New Moon Jelly Roll Freedom Rockers – Volume 1 | Album Review

New Moon Jelly Roll Freedom Rockers – Volume 1

Stony Plain Records

10 songs – 46 minutes

Once in a while, artists release albums with little fanfare that just knock your socks off. Volume 1 is just such an album, from the intriguingly named New Moon Jelly Roll Freedom Rockers. Of course, one might expect great things when one learns that that the New Moon Jelly Roll Freedom Rockers is actually a smorgasbord of leading blues and roots musicians. Too often in the past, however, roots “super groups” have disappointed their audiences by releasing recordings of flaccid jams and/or egotistical meanderings. Thankfully, there is no filler on Volume 1 – and Volume 2 is set to be released in Spring 2021 – just a marvelous collection of top-class musicians playing at the top of their game and evidentially having a lot of fun along the way.

The New Moon Jelly Roll Freedom Rockers actually originated in November 2007 when Luther and Cody Dickinson arranged a jam session at their dad’s place. Their dad, of course, being Jim Dickinson, owner of Zebra Ranch Recording Studio in Coldwater, Mississippi and a Memphis music legend for decades. In addition to the Dickinson family members, also in attendance were ex-Squirrel Nut Zippers leader, Jimbo Mathus, and blues legends Charlie Musselwhite and Alvin Youngblood Hart. Chris Chew contributed bass and Paul Taylor added tub bass. The music was recorded live over a couple of days, with each player taking it in turn to lead a song or two. Sadly, Jim Dickinson passed on in 2009 and the recording was consigned to the archives. When Stony Plain founder Holger Petersen learned of the existence of the tapes, he expressed an interest in releasing them and Luther and Kevin Houston finished production on the album.

The result is 10 tracks of glorious blues-roots-Americana, played with tangible joy and gleeful abandon. Musselwhite contributes two of his own songs (the magnificent “Strange Land” – originally released on Musselwhite’s debut album in 1967 – may be the high point of the album) as well as contributing his ageless voice to the Memphis Jug Band’s classic “K.C. Moan”. Elsewhere, the Rockers delight in re-imagining the likes of Charlie Patton (“Pony Blues”) and traditional fare such as “Shake It And Break It” and “Come On Down To My House”. Even the more well-known covers (Wilbert Harrison’s “Let’s Work Together” and Jimi Hendrix’s “Stone Free”) are given a new lease of life, sounding somehow new and different even though they actually remain relatively faithful to the originals.

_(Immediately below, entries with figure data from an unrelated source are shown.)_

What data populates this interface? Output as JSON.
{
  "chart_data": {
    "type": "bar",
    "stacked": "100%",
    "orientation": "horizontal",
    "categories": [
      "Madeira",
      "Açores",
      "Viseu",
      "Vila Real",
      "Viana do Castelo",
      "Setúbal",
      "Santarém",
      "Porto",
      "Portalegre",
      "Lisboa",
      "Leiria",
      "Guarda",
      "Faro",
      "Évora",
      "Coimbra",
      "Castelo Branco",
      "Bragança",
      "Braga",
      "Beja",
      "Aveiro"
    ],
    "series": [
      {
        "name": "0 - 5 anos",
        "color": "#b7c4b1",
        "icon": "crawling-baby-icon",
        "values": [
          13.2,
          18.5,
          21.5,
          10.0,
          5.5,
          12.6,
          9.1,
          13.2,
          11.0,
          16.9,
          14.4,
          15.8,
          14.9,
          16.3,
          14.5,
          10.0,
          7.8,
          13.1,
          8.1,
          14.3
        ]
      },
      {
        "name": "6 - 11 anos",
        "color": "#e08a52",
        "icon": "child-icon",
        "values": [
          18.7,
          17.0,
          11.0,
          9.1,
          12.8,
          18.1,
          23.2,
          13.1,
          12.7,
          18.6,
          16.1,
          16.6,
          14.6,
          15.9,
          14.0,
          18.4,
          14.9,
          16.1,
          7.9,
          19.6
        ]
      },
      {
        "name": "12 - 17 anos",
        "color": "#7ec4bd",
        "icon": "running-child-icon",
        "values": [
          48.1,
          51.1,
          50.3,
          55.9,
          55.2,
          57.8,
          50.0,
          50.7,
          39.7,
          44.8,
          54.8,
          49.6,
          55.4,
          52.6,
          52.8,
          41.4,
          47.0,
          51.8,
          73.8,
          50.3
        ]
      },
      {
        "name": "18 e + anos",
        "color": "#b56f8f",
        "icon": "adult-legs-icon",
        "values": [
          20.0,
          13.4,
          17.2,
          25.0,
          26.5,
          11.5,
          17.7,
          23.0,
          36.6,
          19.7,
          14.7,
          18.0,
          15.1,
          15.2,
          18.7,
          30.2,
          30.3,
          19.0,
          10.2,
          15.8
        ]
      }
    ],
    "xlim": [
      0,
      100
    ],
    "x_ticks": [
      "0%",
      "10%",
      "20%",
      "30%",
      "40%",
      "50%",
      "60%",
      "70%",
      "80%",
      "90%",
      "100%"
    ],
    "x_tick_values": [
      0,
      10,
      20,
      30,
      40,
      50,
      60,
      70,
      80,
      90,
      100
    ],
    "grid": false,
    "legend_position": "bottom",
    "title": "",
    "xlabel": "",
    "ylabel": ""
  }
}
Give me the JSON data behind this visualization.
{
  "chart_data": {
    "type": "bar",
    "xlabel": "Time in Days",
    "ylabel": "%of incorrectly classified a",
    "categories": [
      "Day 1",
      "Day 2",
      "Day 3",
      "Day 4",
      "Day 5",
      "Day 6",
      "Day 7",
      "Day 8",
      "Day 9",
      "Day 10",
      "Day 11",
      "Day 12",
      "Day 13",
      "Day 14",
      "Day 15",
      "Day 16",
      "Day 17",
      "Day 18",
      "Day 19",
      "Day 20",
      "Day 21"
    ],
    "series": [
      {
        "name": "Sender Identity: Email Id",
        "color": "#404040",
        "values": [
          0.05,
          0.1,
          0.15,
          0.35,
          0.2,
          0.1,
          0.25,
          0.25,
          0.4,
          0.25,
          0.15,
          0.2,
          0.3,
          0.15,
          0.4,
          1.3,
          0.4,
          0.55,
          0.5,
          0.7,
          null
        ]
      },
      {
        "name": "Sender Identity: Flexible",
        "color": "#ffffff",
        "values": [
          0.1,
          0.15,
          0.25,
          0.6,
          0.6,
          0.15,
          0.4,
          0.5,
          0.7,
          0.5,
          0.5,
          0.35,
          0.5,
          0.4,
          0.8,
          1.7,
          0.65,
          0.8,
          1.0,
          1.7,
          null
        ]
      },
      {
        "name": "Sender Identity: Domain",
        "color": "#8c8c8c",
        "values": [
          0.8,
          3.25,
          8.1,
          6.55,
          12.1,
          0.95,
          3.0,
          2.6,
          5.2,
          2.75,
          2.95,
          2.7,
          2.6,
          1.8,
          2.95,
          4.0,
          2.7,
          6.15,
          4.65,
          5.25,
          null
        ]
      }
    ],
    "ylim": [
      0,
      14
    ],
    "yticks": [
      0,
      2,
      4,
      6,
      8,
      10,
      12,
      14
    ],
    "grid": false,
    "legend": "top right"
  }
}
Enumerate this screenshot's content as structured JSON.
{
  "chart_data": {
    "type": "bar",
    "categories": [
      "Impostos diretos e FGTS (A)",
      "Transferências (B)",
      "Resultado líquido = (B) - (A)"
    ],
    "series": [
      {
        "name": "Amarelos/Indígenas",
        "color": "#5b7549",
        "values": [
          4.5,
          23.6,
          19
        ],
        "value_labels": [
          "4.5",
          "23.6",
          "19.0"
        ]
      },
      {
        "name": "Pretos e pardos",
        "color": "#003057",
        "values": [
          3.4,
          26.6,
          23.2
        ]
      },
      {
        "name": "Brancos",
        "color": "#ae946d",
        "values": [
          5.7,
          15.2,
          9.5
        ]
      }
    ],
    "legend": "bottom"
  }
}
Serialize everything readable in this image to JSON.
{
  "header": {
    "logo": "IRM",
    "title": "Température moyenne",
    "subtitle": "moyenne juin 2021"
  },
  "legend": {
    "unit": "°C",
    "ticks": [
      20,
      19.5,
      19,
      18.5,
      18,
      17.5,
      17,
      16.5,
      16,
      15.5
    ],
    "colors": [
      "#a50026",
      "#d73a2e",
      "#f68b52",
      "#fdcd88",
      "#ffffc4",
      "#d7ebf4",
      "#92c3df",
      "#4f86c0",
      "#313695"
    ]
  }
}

Mixing electric and acoustic instrumentation with rare ease and facility, the New Moon Jelly Roll Freedom Rockers create a rambunctious and exuberant atmosphere that is impossible to resist. Hart’s laughter at the end of “Stone Free” captures the album in microcosm. The production is uniformly excellent and the result is that Volume 1 is easily one of the most impressive releases of 2020. Roll on 2021 and the release of Volume 2.